C-style static variables in Python?

Duncan Booth duncan.booth at invalid.invalid
Fri Apr 2 19:53:18 CEST 2010


kj <no.email at please.post> wrote:

>  I suppose one could refactor this:
> 
><procedural>
> def spam(x, y, z):
>     try:
>         mongo = spam.mongo
>     except AttributeError:
>         mongo = spam.mongo = heavy_lifting_at_runtime()
>     return frobnicate(x, y, z, mongo)
> 
> ham = spam(3, 4, 5)
></procedural>
> 
> into this:
> 
><OO>
> class _Spam(object):
>     @classmethod
>     def _(cls, x, y, z):
>         try:
>             mongo = cls.mongo
>         except AttributeError:
>             mongo = cls.mongo = heavy_lifting_at_runtime()
>         return frobnicate(x, y, z, mongo)
> 
> ham = _Spam._(1, 2, 3)
></OO>
> 
> 
> Is this really more natural or more readable?  Hmmm.

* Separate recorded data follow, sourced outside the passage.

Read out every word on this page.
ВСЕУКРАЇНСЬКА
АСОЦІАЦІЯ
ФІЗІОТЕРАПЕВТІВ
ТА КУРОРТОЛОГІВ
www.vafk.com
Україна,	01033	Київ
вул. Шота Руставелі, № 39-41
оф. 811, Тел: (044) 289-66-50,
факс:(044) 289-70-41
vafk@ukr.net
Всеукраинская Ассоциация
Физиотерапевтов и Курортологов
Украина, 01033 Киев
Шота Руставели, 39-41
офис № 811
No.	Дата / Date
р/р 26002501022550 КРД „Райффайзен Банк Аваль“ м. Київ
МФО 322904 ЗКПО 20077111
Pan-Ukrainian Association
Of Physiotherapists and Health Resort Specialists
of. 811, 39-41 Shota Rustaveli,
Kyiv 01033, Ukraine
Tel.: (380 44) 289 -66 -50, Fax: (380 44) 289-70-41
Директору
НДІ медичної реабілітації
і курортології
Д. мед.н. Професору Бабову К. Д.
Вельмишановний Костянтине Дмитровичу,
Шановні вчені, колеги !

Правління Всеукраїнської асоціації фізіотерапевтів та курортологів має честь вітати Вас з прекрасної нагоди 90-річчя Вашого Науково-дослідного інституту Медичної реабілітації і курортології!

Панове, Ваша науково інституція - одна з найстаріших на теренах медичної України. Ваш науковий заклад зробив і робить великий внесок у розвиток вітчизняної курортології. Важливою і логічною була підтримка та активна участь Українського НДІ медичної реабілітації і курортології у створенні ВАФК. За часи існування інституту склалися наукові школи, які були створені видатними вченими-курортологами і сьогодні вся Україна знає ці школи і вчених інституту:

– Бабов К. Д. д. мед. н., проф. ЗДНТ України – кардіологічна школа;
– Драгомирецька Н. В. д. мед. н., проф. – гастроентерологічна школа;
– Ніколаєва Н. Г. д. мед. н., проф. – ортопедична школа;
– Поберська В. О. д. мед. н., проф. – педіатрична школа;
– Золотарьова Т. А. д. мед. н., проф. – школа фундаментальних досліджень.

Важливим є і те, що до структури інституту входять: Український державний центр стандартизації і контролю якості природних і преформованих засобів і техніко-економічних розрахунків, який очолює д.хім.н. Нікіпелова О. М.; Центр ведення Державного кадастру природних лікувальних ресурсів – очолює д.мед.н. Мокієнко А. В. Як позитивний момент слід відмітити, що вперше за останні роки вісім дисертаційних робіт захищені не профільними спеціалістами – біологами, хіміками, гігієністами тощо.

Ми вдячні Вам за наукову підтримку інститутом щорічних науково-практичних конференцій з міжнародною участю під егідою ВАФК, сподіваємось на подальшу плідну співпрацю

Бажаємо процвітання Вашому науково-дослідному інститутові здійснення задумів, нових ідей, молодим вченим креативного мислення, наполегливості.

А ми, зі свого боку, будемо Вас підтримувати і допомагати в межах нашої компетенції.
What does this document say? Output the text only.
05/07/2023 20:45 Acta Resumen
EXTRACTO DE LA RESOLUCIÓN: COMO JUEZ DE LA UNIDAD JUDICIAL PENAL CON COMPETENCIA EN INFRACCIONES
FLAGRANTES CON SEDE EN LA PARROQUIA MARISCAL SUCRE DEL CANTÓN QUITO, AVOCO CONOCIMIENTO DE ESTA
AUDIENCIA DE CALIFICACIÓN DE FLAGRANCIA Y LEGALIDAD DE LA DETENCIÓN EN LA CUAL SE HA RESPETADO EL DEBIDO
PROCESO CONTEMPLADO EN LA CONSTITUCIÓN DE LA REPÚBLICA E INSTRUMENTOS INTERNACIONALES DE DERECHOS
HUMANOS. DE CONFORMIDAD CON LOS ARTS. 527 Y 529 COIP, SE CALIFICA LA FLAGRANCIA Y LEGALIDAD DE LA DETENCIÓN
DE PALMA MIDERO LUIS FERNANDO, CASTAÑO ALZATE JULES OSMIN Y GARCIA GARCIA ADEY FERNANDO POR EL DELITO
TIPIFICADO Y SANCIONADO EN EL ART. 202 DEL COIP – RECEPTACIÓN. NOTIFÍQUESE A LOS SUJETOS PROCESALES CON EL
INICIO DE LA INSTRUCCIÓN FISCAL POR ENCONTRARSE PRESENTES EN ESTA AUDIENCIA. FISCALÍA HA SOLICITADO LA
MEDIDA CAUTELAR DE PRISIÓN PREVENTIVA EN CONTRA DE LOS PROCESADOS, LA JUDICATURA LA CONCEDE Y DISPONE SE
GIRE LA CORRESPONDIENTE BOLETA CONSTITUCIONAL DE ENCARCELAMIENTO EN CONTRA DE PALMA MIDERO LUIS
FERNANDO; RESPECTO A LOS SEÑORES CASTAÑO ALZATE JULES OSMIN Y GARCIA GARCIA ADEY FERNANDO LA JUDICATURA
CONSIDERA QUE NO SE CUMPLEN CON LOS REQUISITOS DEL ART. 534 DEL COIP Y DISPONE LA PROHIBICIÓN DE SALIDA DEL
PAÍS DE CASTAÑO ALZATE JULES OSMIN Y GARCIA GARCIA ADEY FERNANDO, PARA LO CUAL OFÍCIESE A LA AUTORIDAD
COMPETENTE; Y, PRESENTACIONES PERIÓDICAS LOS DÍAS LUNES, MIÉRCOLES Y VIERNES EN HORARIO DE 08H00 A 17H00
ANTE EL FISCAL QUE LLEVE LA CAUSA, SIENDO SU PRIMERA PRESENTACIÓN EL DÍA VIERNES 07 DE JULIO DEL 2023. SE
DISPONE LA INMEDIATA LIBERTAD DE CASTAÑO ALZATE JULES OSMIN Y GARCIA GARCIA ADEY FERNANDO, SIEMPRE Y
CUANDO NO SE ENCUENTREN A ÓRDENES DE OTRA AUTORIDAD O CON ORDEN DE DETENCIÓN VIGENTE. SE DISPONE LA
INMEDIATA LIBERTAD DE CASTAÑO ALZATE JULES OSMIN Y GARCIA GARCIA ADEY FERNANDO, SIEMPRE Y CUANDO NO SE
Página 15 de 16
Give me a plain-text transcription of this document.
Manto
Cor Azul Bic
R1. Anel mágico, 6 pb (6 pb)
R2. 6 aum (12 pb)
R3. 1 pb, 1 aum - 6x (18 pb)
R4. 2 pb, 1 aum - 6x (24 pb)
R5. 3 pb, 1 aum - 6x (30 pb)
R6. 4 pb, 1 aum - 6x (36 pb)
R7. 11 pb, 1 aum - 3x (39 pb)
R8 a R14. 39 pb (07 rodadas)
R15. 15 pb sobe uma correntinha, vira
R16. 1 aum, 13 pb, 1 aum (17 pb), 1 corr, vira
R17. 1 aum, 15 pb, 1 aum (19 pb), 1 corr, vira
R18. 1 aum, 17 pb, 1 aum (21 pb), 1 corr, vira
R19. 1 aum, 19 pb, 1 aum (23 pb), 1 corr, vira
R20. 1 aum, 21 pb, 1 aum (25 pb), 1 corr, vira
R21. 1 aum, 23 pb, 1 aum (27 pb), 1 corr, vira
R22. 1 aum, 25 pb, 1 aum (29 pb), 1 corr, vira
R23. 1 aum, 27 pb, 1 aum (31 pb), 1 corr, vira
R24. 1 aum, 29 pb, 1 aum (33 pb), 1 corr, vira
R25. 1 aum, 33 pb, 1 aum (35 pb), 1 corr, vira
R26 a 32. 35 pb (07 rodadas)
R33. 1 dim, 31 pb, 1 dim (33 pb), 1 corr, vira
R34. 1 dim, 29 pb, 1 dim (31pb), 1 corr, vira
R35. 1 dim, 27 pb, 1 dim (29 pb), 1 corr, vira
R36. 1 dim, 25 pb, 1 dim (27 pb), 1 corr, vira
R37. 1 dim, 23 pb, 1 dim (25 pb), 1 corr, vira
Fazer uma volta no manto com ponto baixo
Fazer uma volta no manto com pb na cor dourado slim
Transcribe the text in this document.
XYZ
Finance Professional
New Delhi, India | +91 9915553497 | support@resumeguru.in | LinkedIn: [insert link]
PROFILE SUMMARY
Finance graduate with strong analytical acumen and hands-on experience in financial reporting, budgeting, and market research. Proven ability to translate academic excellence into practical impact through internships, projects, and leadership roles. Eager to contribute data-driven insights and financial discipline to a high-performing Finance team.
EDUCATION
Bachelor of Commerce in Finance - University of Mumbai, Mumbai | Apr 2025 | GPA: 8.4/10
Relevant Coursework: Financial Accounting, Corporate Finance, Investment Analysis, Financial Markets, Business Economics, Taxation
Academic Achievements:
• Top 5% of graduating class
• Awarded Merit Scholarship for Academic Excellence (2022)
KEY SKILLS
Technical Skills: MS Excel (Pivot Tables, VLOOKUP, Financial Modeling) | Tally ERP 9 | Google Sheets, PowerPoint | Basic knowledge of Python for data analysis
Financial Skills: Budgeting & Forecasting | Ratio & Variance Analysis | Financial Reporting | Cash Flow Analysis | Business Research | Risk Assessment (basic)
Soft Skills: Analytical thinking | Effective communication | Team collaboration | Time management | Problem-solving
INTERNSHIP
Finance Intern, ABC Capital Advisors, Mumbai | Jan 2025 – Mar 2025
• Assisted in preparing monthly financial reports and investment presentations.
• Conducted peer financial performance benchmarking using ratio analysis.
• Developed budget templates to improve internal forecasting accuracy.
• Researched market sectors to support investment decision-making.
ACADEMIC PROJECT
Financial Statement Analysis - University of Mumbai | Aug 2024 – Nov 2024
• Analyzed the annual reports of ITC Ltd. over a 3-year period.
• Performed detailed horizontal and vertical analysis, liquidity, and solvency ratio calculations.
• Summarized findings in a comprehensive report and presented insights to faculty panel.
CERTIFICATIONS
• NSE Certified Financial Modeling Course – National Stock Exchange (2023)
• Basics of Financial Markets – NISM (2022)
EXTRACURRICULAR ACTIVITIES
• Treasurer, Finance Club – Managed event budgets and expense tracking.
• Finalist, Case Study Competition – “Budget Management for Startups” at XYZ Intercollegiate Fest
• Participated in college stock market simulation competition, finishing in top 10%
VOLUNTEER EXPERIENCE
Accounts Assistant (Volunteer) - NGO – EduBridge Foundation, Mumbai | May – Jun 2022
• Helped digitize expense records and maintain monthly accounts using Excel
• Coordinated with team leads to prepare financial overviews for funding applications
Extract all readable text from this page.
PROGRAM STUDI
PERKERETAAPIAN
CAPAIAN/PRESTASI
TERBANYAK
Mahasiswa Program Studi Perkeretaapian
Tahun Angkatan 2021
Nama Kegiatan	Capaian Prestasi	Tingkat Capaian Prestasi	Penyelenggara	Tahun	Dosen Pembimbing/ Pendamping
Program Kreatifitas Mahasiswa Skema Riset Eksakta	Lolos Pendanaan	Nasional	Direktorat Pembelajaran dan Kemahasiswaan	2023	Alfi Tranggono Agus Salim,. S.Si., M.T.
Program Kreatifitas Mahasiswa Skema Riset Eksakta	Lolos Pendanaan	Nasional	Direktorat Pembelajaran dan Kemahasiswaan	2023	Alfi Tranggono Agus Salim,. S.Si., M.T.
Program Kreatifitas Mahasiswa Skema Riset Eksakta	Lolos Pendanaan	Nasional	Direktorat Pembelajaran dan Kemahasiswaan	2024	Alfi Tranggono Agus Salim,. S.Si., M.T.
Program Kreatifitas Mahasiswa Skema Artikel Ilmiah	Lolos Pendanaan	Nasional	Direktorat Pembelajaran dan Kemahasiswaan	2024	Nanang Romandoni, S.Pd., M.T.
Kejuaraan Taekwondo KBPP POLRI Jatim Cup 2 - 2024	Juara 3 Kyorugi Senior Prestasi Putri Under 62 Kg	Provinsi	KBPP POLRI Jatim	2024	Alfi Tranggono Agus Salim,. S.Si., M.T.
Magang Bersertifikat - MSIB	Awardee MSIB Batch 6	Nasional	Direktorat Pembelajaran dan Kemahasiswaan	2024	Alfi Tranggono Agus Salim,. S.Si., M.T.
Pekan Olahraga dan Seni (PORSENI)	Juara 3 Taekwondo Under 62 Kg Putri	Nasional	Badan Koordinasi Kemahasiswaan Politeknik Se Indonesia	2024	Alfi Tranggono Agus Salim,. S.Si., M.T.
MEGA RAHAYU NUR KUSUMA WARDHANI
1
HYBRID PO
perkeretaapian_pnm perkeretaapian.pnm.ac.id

No, but that's because it is needlessly obfuscated. What's with the weird _ 
method? Why use a class method? Why not just create an instance?

class Spam(object):
   mongo = None
   def __call__(self, x, y, z):
       if self.mongo is None:
           self.mongo = heavy_lifting_at_runtime()
       return frobnicate(x, y, z, self.mongo)
spam = Spam()

ham = spam(1, 2, 3)


That's natural and readable.

There's also another good reason why the class is better than the static 
variable: you can construct multiple different instances with different 
calls to 'heavy_lifting_at_runtime'. e.g. You could write a unit test where 
mongo is initialised to mock_heavy_lifting_at_runtime().